Here are the shift functions I implemented:
# returns the image in digit (28x28)
# fromIndex = 0 if no labels 1 else
def getImageMatriceDigit(dataset, rowIndex, fromIndex):
return dataset.iloc[rowIndex, fromIndex:].values.reshape(28,28)
# returns the image matrix in one row
# fromIndex = 0 if no labels 1 else
def getImageLineDigit(dataset, rowIndex, fromIndex):
return dataset.iloc[rowIndex, fromIndex:]
# shift the image
def shiftImage(imageMatrix, shiftConfig):
return sc.shift(imageMatrix, shiftConfig, cval=0)
# convert an image 28:28 in one matrix row
def convertImageInRow(img):
return pd.DataFrame(img.reshape(1,784),
columns=["pixel" + str(x) for x in range(784)])
# returns 4 images shifted from the original one
def shift4LineImages(_imageMatrix, label):
shft = 1
row1 = convertImageInRow(shiftImage(_imageMatrix, [0, shft]))
row2 = convertImageInRow(shiftImage(_imageMatrix, [shft, 0]))
row3 = convertImageInRow(shiftImage(_imageMatrix, [shft * -1, 0]))
row4 = convertImageInRow(shiftImage(_imageMatrix, [0, shft * -1]))

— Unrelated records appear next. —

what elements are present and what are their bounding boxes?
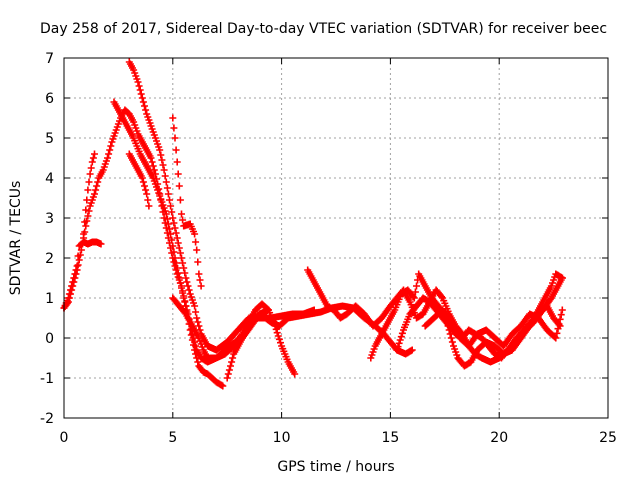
data-markers <box>80 150 98 238</box>
chart-title: Day 258 of 2017, Sidereal Day-to-day VTE… <box>40 21 607 37</box>
y-tick-label: -1 <box>40 371 54 387</box>
y-tick-label: 6 <box>45 91 54 107</box>
y-tick-label: -2 <box>40 411 54 427</box>
data-markers <box>169 114 205 290</box>
y-tick-label: 7 <box>45 51 54 67</box>
data-markers <box>125 150 153 210</box>
x-tick-label: 15 <box>381 430 399 446</box>
data-markers <box>125 58 318 354</box>
x-tick-label: 25 <box>599 430 617 446</box>
x-tick-label: 10 <box>273 430 291 446</box>
series-trace-g <box>80 150 98 238</box>
axis-ticks: 0 5 10 15 20 25 -2 -1 0 1 2 3 4 5 6 7 <box>40 51 617 446</box>
y-tick-label: 3 <box>45 211 54 227</box>
data-markers <box>421 306 566 350</box>
series-trace-e <box>169 114 205 290</box>
grid <box>64 58 608 418</box>
x-tick-label: 0 <box>60 430 69 446</box>
x-tick-label: 20 <box>490 430 508 446</box>
y-tick-label: 5 <box>45 131 54 147</box>
y-tick-label: 1 <box>45 291 54 307</box>
y-axis-label: SDTVAR / TECUs <box>8 181 24 296</box>
x-axis-label: GPS time / hours <box>277 459 394 475</box>
plot-frame <box>63 57 609 419</box>
y-tick-label: 2 <box>45 251 54 267</box>
series-trace-h <box>125 150 153 210</box>
y-tick-label: 0 <box>45 331 54 347</box>
series-trace-c <box>125 58 318 354</box>
plot-area <box>60 58 566 390</box>
series-trace-m <box>421 306 566 350</box>
y-tick-label: 4 <box>45 171 54 187</box>
x-tick-label: 5 <box>168 430 177 446</box>
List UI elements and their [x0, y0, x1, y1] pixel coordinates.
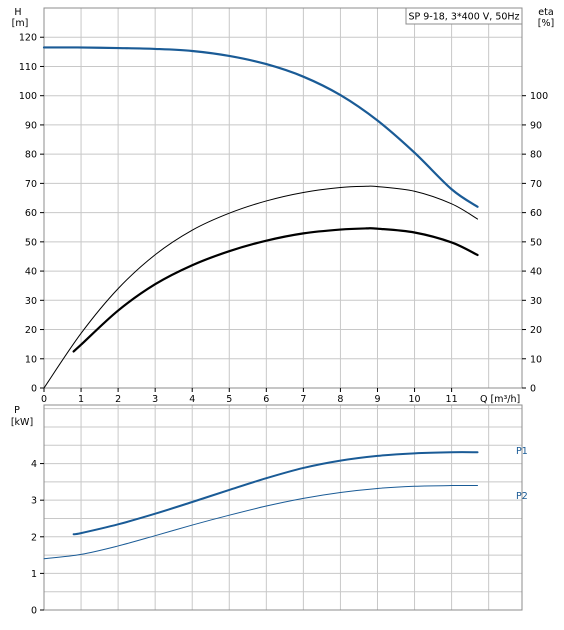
- head-chart-y-ticks-right: 0 10 20 30 40 50 60 70 80 90 100: [522, 91, 548, 395]
- x-tick-label: 9: [374, 394, 380, 405]
- power-axis-unit: [kW]: [11, 417, 33, 428]
- x-tick-label: 1: [78, 394, 84, 405]
- y-tick-label: 60: [25, 208, 37, 219]
- head-axis-unit: [m]: [12, 18, 29, 29]
- head-efficiency-chart: 0 1 2 3 4 5 6 7 8 9 10 11 0102030405060708090100110…: [12, 7, 555, 405]
- y-tick-label: 120: [19, 33, 37, 44]
- y-tick-label: 0: [31, 384, 37, 395]
- y-tick-label: 40: [25, 267, 37, 278]
- y-tick-label: 20: [25, 325, 37, 336]
- eta-tick-label: 90: [530, 120, 542, 131]
- eta-tick-label: 80: [530, 150, 542, 161]
- head-chart-frame: [43, 7, 523, 389]
- x-tick-label: 11: [446, 394, 458, 405]
- eta-tick-label: 50: [530, 237, 542, 248]
- eta-tick-label: 0: [530, 384, 536, 395]
- y-tick-label: 70: [25, 179, 37, 190]
- eta-axis-label: eta: [538, 7, 553, 18]
- eta-axis-unit: [%]: [538, 18, 554, 29]
- power-chart-grid: [44, 405, 522, 610]
- x-tick-label: 8: [337, 394, 343, 405]
- eta-tick-label: 70: [530, 179, 542, 190]
- x-tick-label: 4: [189, 394, 195, 405]
- power-chart-series: [43, 451, 479, 560]
- power-axis-label: P: [14, 405, 20, 416]
- y-tick-label: 80: [25, 150, 37, 161]
- curve-p2: [43, 484, 479, 560]
- x-tick-label: 6: [263, 394, 269, 405]
- eta-tick-label: 30: [530, 296, 542, 307]
- head-axis-label: H: [14, 7, 21, 18]
- y-tick-label: 90: [25, 120, 37, 131]
- eta-tick-label: 10: [530, 354, 542, 365]
- head-chart-x-ticks: 0 1 2 3 4 5 6 7 8 9 10 11: [41, 388, 458, 405]
- curve-2: [43, 185, 479, 389]
- legend-p2: P2: [516, 491, 528, 502]
- y-tick-label: 4: [31, 459, 37, 470]
- y-tick-label: 1: [31, 569, 37, 580]
- eta-tick-label: 20: [530, 325, 542, 336]
- title-box: [405, 7, 523, 25]
- y-tick-label: 110: [19, 62, 37, 73]
- eta-tick-label: 40: [530, 267, 542, 278]
- y-tick-label: 3: [31, 496, 37, 507]
- chart-title: SP 9-18, 3*400 V, 50Hz: [408, 12, 519, 23]
- y-tick-label: 2: [31, 532, 37, 543]
- x-tick-label: 2: [115, 394, 121, 405]
- curve-3: [72, 227, 479, 353]
- curve-p1: [72, 451, 479, 536]
- eta-tick-label: 60: [530, 208, 542, 219]
- power-chart: 0 1 2 3 4 P [kW] P1 P2: [11, 404, 528, 617]
- head-chart-y-ticks-left: 0 10 20 30 40 50 60 70 80 90 100 110 120: [19, 33, 44, 395]
- y-tick-label: 30: [25, 296, 37, 307]
- y-tick-label: 50: [25, 237, 37, 248]
- x-tick-label: 7: [300, 394, 306, 405]
- legend-p1: P1: [516, 446, 528, 457]
- flow-axis-label: Q [m³/h]: [480, 394, 520, 405]
- x-tick-label: 10: [408, 394, 420, 405]
- curve-1: [42, 46, 479, 208]
- y-tick-label: 0: [31, 606, 37, 617]
- x-tick-label: 5: [226, 394, 232, 405]
- x-tick-label: 3: [152, 394, 158, 405]
- eta-tick-label: 100: [530, 91, 548, 102]
- x-tick-label: 0: [41, 394, 47, 405]
- y-tick-label: 10: [25, 354, 37, 365]
- power-chart-frame: [43, 404, 523, 611]
- power-chart-y-ticks: 0 1 2 3 4: [31, 459, 44, 617]
- head-chart-grid: [44, 8, 522, 388]
- head-chart-series: [42, 46, 479, 389]
- y-tick-label: 100: [19, 91, 37, 102]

row1.insert(0, 'label', label)
row2.insert(0, 'label', label)
row3.insert(0, 'label', label)
row4.insert(0, 'label', label)
#row1['label'] = row2['label'] =row3['label'] =row4['label'] = label
return pd.concat([row1, row2, row3, row4], ignore_index=True)
X_NEWTRAIN = pd.DataFrame()
Rangeloop = range(X_TRAIN.shape[0])
for rowIdx in Rangeloop:
if (rowIdx % 1 == 100):
print ("Index: " + str(rowIdx) + " | Shape: " + str(X_NEWTRAIN.shape))
X_NEWTRAIN = pd.concat([X_NEWTRAIN, shift4LineImages(getImageMatriceDigit(TRAIN, rowIdx, 1), y[rowIdx])], ignore_index=True)
X_NEWTRAIN = pd.concat([X_NEWTRAIN, TRAIN], ignore_index=True)
By applying this function, the number of data (images) is multiplied by 5 by adding to the initial set 4 new images per image with origins shifted in all directions. So after a fairly long process, we have a dataset comprising 210,000 images.
The gain is quite obvious and you will quickly reach 97% on Kaggle.
Conclusion
Now you have the reworked data. It just remains to find the right algorithm and adjust it as needed. We will have to be patient because having added a lot of data, the treatments will take much longer. I suggest you stick with good heavy artillery like RandomForest or SVC and find the right hyper-parameters (a grid search will certainly be handy). Now getting more than 97% (possibly 98%) remains illusory with this type of approach… you will have to really get out the big guns and think about Deep learning if you really want to improve this score! But that’s yet another story.